Koreans are famously fond of lists that show where they rank in relation to other countries. The topic hardly matters. First in patent filings per gross domestic product. Lowest unemployment rate among all G-20 countries. The Olympic gold medal in baseball. The world’s highest rate of Internet penetration. The No. 1 maker of computer chips and flat-screen televisions. A government-backed plan that intends to lift Korean food into the “top five rank of world cuisines” by 2017, whatever that means.
But the country’s phoenix-like economic rebound is not necessarily obvious to all South Koreans, many of whom have seen incomes flatten and consumer prices skyrocket. A splashy hosting of the G-20 could generate some significant domestic political capital for Mr.

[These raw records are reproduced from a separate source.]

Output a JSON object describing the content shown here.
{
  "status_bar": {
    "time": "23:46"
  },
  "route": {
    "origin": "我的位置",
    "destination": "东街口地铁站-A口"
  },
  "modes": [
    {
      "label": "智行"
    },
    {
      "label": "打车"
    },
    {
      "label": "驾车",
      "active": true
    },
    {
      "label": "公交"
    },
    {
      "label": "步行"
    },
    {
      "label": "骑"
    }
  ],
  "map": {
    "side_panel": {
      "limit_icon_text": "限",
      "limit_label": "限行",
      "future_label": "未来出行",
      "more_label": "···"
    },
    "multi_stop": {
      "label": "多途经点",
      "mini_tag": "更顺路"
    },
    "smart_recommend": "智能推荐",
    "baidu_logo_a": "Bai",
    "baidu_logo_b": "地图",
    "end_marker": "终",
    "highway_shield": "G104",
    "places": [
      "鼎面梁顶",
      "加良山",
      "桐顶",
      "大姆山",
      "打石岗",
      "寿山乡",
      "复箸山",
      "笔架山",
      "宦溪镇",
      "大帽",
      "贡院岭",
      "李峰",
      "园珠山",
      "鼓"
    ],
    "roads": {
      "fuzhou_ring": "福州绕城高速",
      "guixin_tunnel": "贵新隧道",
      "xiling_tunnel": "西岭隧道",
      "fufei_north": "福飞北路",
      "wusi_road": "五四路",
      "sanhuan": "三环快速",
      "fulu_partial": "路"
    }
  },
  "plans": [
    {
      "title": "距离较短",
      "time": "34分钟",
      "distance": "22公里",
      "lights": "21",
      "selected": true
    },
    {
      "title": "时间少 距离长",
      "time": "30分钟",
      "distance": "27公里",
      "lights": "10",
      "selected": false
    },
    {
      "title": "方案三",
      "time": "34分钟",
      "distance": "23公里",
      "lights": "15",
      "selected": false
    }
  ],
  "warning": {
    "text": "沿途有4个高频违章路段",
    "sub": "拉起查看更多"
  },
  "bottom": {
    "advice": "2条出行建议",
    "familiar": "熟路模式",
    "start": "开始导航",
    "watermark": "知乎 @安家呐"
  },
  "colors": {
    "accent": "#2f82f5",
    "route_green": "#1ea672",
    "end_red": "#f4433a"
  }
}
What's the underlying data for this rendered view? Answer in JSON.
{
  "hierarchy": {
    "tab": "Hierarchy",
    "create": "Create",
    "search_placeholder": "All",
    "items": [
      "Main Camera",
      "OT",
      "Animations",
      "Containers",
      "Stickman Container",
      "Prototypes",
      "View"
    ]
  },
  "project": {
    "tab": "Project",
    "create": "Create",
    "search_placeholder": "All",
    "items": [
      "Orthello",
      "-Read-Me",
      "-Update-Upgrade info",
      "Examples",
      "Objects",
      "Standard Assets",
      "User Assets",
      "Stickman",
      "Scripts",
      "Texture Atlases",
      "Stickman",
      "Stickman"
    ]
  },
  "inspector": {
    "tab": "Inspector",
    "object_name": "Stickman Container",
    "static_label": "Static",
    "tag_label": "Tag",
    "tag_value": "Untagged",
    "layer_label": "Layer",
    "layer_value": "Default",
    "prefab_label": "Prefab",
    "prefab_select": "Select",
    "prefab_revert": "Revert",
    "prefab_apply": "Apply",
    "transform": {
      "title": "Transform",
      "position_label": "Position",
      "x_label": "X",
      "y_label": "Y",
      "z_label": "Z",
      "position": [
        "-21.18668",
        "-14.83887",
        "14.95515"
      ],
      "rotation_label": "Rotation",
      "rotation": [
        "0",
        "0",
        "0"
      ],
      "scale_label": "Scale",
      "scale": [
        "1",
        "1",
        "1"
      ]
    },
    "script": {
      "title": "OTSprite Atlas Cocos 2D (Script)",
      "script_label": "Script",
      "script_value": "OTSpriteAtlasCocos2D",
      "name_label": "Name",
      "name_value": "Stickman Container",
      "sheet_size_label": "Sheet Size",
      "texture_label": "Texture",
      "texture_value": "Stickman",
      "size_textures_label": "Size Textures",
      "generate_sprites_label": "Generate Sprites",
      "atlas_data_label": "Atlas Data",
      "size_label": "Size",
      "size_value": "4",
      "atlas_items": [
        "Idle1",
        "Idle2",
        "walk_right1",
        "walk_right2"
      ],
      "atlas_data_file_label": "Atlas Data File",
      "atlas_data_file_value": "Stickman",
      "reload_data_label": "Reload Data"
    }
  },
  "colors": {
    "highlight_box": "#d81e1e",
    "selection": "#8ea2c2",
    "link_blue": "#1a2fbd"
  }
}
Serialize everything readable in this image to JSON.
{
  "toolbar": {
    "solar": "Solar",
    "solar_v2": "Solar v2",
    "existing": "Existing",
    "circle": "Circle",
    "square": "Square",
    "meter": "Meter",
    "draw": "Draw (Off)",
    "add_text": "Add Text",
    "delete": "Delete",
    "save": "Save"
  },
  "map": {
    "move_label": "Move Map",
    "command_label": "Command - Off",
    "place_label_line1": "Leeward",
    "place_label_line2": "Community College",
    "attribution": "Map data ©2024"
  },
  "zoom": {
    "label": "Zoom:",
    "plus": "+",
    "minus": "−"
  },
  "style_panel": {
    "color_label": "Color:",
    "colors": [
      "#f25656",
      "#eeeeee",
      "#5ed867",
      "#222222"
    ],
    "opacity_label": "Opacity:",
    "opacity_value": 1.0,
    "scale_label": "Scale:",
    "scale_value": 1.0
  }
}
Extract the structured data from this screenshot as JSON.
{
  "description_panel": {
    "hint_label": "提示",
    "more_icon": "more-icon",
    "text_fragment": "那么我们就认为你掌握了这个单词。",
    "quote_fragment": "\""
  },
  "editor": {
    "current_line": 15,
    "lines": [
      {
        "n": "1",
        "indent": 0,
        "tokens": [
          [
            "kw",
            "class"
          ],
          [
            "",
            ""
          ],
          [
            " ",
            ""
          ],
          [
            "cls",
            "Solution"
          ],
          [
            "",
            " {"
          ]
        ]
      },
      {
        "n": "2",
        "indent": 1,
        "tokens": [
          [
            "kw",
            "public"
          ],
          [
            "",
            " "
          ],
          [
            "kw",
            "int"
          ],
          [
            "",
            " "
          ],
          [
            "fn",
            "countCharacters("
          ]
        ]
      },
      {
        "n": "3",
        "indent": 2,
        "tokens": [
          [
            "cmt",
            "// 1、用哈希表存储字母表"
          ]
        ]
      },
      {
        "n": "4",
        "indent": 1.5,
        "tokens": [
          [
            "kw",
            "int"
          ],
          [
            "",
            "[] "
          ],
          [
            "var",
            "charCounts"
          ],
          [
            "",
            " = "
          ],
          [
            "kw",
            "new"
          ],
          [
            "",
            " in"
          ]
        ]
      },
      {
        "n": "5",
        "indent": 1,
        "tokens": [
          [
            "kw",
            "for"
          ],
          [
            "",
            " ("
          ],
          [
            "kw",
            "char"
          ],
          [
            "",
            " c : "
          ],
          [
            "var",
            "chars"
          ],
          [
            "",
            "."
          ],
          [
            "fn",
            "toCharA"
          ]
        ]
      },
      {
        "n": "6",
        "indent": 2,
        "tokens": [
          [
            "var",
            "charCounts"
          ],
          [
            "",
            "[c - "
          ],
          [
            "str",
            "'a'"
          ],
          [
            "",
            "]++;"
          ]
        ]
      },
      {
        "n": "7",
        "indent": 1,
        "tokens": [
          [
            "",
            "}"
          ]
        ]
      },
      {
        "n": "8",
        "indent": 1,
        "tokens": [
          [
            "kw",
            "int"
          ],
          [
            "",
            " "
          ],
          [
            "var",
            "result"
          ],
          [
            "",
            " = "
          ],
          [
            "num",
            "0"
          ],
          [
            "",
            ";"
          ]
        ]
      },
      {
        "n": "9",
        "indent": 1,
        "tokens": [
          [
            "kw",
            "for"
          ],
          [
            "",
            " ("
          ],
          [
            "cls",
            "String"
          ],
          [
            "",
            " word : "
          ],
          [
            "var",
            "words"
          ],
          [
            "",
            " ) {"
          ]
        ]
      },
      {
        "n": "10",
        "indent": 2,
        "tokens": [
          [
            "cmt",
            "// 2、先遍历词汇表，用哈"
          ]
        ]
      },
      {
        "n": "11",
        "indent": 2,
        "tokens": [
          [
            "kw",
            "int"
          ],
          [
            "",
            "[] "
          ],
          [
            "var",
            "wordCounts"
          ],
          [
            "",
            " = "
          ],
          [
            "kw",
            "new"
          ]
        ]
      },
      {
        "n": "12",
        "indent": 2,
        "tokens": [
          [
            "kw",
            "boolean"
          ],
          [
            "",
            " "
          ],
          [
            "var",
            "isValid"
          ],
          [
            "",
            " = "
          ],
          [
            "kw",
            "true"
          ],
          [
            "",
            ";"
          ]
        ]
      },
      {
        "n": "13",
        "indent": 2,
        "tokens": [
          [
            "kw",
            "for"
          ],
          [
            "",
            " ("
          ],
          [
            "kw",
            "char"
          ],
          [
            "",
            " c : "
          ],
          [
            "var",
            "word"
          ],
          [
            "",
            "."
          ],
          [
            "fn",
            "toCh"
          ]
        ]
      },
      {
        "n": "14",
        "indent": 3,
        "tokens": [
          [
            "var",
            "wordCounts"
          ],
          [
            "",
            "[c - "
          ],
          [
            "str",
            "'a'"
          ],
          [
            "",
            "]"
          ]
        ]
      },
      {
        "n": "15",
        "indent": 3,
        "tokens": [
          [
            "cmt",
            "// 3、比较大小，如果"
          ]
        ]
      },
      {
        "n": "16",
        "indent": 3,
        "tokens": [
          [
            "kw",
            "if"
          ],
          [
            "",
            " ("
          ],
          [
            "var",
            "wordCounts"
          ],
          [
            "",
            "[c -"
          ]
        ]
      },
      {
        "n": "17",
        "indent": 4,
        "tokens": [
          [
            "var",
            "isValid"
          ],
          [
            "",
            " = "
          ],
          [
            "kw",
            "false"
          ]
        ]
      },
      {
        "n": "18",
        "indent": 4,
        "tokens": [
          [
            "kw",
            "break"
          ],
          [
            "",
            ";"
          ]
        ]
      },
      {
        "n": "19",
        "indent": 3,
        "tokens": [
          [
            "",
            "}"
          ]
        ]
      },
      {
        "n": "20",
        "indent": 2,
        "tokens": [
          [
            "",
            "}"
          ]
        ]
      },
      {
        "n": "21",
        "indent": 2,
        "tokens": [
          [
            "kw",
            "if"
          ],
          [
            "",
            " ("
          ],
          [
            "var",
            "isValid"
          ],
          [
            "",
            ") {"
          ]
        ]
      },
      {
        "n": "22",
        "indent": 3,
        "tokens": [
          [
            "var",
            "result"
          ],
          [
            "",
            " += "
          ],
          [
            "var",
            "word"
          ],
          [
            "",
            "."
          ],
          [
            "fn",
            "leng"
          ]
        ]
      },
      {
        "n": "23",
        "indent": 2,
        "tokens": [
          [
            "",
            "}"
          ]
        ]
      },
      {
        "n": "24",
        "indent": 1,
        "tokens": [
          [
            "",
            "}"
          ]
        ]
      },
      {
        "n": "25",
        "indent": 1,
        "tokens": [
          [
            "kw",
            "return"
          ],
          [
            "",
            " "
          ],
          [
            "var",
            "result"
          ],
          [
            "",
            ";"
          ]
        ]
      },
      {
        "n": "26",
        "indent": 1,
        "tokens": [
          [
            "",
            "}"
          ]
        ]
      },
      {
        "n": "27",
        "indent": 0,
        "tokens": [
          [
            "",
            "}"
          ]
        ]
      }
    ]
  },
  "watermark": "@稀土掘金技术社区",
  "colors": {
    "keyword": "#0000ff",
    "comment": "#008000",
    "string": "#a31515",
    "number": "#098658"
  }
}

Lee.
“Samsung, LG and Hyundai are world-class businesses, but there are people in the countryside still living in 20th-century houses with a 19th-century mentality, and maybe they don’t realize the meaning and importance of the G-20,” said Kim Seoc-woo, director of the Institute of Peace and Cooperation, a research group in Seoul. “This a chance for them to see Korea alone in the spotlight.”
South Korea can sometimes seem obsessed with its image. Mr. Lee established a Presidential Council on National Branding to improve the country’s image, which, according to the council and the Samsung Economic Research Institute, ranks 20th worldwide.
“Hosting the G-20 certainly has something to do with nationalism and identity,” said Mr. Shin. “Korea’s reference point has not been other developing countries, even in the 1970s and ’80s, but advanced countries, especially Japan.
“Koreans also say their country is ‘small,’ and it certainly looks so in Northeast Asia since its neighbors are so huge: China, Russia, Japan,” he said. “But it’s a top-15 country in terms of economic size. And through the G-20, Koreans want to show the world that they have become an advanced country.”